The Huffington Post has also acknowledged that "the contraction in industrial and commercial credit is a serious warning signal in a mature business cycle, like the current one in the US. Emerging signals for stagnation can be seen in many other credit categories, such as real estate, automobile and credit card loans. These developments do not tell a tale of a boosting economy, but a stalling one. Because interest rates have been rising and because the debt burden of U.S. companies is very high, it is unlikely that any tax cuts, infrastructure spending or regulatory changes are able to turn this trend."

Closing in on a Global Recession

The HuffPost commentary reports "from a purely mathematical perspective, we are closing in on a global recession. The mature business cycle of the U.S. and the rising debt in China hamper the prospects of the global expansion. Whether recession is dead ahead or somewhat further down the road depends crucially on the policy that China takes. Recent actions indicate that the authorities in China have taken their foot off the gas. If this interpretation is correct, global recession is just a few months ahead. If China decides to continue with the massive stimulus and risk even greater financial instability, the global economy may hum along for a few quarters."

Here in the U.S. Donald Trump has warned that the US economy is heading towards a "massive" recession. Some analysts and economists are warning that we may be heading to another and possibly worse financial crash than the 2008 economic collapse. According to public and private sources, major central banks have few options for stimulating the economy, and those options may be difficult to implement.

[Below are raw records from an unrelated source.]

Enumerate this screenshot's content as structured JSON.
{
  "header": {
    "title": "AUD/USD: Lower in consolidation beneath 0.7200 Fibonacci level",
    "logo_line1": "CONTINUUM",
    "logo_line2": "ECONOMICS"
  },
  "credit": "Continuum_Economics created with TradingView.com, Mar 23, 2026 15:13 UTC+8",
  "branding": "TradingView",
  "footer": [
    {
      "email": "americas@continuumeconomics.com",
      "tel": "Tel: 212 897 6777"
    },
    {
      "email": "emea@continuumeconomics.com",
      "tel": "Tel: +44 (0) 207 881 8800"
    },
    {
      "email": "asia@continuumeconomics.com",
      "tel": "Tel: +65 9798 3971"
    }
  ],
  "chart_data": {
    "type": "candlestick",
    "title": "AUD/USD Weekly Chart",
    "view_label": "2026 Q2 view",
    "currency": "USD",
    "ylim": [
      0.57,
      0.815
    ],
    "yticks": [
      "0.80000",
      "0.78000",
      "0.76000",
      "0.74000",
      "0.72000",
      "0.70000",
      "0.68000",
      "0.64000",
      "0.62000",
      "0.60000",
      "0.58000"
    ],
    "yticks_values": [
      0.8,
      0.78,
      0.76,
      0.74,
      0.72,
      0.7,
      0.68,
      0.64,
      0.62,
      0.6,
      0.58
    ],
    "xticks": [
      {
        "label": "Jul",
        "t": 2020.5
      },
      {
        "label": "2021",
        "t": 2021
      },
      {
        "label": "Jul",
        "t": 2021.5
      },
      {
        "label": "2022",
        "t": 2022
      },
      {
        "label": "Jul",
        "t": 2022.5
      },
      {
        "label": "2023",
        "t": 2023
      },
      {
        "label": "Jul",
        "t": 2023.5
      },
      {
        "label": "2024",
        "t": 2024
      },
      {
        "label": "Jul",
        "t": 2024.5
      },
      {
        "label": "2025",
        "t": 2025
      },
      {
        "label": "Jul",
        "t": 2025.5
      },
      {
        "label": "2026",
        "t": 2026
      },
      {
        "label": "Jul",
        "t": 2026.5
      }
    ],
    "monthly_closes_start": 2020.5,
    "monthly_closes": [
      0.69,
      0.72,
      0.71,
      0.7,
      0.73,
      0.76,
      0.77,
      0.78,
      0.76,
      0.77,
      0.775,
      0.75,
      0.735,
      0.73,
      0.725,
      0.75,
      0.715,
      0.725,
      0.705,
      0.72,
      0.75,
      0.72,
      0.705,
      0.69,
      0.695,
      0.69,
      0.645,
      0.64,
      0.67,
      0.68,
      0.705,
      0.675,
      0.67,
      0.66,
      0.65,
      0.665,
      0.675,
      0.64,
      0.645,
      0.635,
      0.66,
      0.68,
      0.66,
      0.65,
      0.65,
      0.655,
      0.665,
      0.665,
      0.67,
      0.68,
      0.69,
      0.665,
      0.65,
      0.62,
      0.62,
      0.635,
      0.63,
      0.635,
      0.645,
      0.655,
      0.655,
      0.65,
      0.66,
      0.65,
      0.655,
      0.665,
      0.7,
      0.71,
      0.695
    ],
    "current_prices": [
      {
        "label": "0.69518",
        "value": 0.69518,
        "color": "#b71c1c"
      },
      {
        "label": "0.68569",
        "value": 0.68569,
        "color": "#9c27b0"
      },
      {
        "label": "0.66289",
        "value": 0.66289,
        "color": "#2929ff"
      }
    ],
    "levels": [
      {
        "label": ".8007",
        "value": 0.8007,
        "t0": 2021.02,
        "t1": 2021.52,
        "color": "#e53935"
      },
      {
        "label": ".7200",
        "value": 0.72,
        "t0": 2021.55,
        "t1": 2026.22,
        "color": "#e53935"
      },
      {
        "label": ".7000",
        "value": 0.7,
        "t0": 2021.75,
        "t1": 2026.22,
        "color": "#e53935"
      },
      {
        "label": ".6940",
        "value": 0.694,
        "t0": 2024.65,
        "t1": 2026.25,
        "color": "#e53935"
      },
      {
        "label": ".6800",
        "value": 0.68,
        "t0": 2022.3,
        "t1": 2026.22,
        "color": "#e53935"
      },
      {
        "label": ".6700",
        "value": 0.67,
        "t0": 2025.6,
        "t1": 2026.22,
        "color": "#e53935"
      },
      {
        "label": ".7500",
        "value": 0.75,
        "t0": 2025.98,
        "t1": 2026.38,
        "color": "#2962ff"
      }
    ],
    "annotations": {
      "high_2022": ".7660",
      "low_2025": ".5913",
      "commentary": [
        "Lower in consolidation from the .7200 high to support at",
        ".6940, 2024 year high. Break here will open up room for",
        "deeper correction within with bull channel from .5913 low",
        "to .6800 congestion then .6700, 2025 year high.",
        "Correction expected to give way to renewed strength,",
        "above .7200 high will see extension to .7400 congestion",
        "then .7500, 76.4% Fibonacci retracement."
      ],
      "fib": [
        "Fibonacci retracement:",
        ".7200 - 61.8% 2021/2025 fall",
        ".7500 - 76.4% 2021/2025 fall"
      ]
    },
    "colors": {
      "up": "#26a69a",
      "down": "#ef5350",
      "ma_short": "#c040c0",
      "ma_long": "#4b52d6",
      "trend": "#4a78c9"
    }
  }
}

There are high levels of public and private sector debt. Another housing bubble may be looming on the horizon, and defaults on college loan debt are at an all-time high. The risk of major political crises in the U.S., U.K., the Eurozone and China creates uncertainty and unpredictability, and the current climate of political inability makes it nearly impossible for governments to respond uniformly and collaboratively to economic threats.

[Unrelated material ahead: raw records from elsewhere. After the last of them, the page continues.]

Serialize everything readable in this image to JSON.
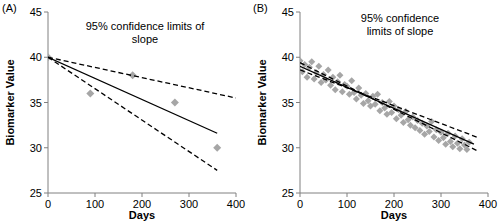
{
  "chart_data": [
    {
      "type": "scatter",
      "title": "(A)",
      "annotation": "95% confidence limits of slope",
      "x_label": "Days",
      "y_label": "Biomarker Value",
      "xlim": [
        0,
        400
      ],
      "xticks": [
        0,
        100,
        200,
        300,
        400
      ],
      "ylim": [
        25,
        45
      ],
      "yticks": [
        25,
        30,
        35,
        40,
        45
      ],
      "grid": false,
      "series": [
        {
          "type": "scatter",
          "marker": "diamond",
          "color": "#a6a6a6",
          "x": [
            0,
            90,
            180,
            270,
            360
          ],
          "values": [
            40,
            36,
            38,
            35,
            30
          ]
        },
        {
          "type": "line",
          "line_style": "solid",
          "color": "#000000",
          "x": [
            0,
            360
          ],
          "values": [
            40,
            31.6
          ]
        },
        {
          "type": "line",
          "line_style": "dashed",
          "color": "#000000",
          "x": [
            0,
            400
          ],
          "values": [
            40,
            35.5
          ]
        },
        {
          "type": "line",
          "line_style": "dashed",
          "color": "#000000",
          "x": [
            0,
            360
          ],
          "values": [
            40,
            27.5
          ]
        }
      ]
    },
    {
      "type": "scatter",
      "title": "(B)",
      "annotation": "95% confidence limits of slope",
      "x_label": "Days",
      "y_label": "Biomarker Value",
      "xlim": [
        0,
        400
      ],
      "xticks": [
        0,
        100,
        200,
        300,
        400
      ],
      "ylim": [
        25,
        45
      ],
      "yticks": [
        25,
        30,
        35,
        40,
        45
      ],
      "grid": false,
      "series": [
        {
          "type": "scatter",
          "marker": "diamond",
          "color": "#a6a6a6",
          "x": [
            0,
            5,
            10,
            15,
            20,
            25,
            30,
            35,
            40,
            45,
            50,
            55,
            60,
            65,
            70,
            75,
            80,
            85,
            90,
            95,
            100,
            105,
            110,
            115,
            120,
            125,
            130,
            135,
            140,
            145,
            150,
            155,
            160,
            165,
            170,
            175,
            180,
            185,
            190,
            195,
            200,
            205,
            210,
            215,
            220,
            225,
            230,
            235,
            240,
            245,
            250,
            255,
            260,
            265,
            270,
            275,
            280,
            285,
            290,
            295,
            300,
            305,
            310,
            315,
            320,
            325,
            330,
            335,
            340,
            345,
            350,
            355,
            360
          ],
          "values": [
            39.6,
            38.4,
            39.2,
            37.8,
            38.9,
            39.5,
            37.6,
            38.3,
            39.0,
            37.2,
            38.1,
            37.5,
            38.6,
            36.9,
            37.8,
            36.4,
            37.3,
            38.0,
            36.2,
            37.0,
            36.8,
            35.9,
            37.4,
            36.1,
            35.4,
            36.6,
            35.8,
            34.9,
            36.0,
            35.2,
            34.6,
            35.7,
            34.8,
            35.9,
            34.1,
            35.0,
            34.4,
            33.7,
            35.1,
            33.9,
            34.6,
            33.2,
            34.2,
            33.6,
            32.8,
            34.0,
            33.1,
            32.5,
            33.4,
            32.2,
            33.0,
            31.9,
            32.7,
            31.5,
            32.4,
            31.8,
            32.9,
            31.2,
            32.0,
            30.8,
            31.7,
            31.1,
            30.4,
            31.6,
            30.7,
            30.1,
            31.3,
            30.5,
            29.9,
            31.0,
            30.3,
            29.8,
            30.6
          ]
        },
        {
          "type": "line",
          "line_style": "solid",
          "color": "#000000",
          "x": [
            0,
            370
          ],
          "values": [
            39.0,
            30.4
          ]
        },
        {
          "type": "line",
          "line_style": "dashed",
          "color": "#000000",
          "x": [
            0,
            380
          ],
          "values": [
            39.4,
            29.6
          ]
        },
        {
          "type": "line",
          "line_style": "dashed",
          "color": "#000000",
          "x": [
            0,
            380
          ],
          "values": [
            38.6,
            31.1
          ]
        }
      ]
    }
  ]
}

Many of the troubling economic signals that appeared prior to the crash of 2007-2008 have reappeared but are hidden by unconventional monetary policies. Failure to recognize and respond to these risks -- which is the case as governments and central banks push for artificially stimulated growth -- is the biggest threat to the world economy.

I'm convinced we are facing some form of an economic downturn. It may be a mild one and it may not come until 2018, but there is considerable potential under current conditions it could lead to a wide and sustained crash. Bottom line, the media community faces a highly uncertain future. In this year's Upfront market, both buyers and sellers can hope for the best, capture market share, and plan accordingly.

During the IRTS Newsmaker event, where Nathanson, Omnicom’s Catherine Sullivan, MEC’s Carl Fremont, Bank of America’s Lou Paskalis, IPG Magna’s David Cohen and Horizon Media’s Dave Campanelli were featured panelists, there were several references to an overall concern about the state of advertising. Yet, a belief in the value and importance of advertising to business, culture, society and the economy prevents pessimism from overtaking our overall optimistic long-term outlook. We all share a common belief in the future of our industry and are all working to actively transform our business models. The core question is which business models will survive in an economic downturn and which companies and executives have the vision to invest now before it is too late.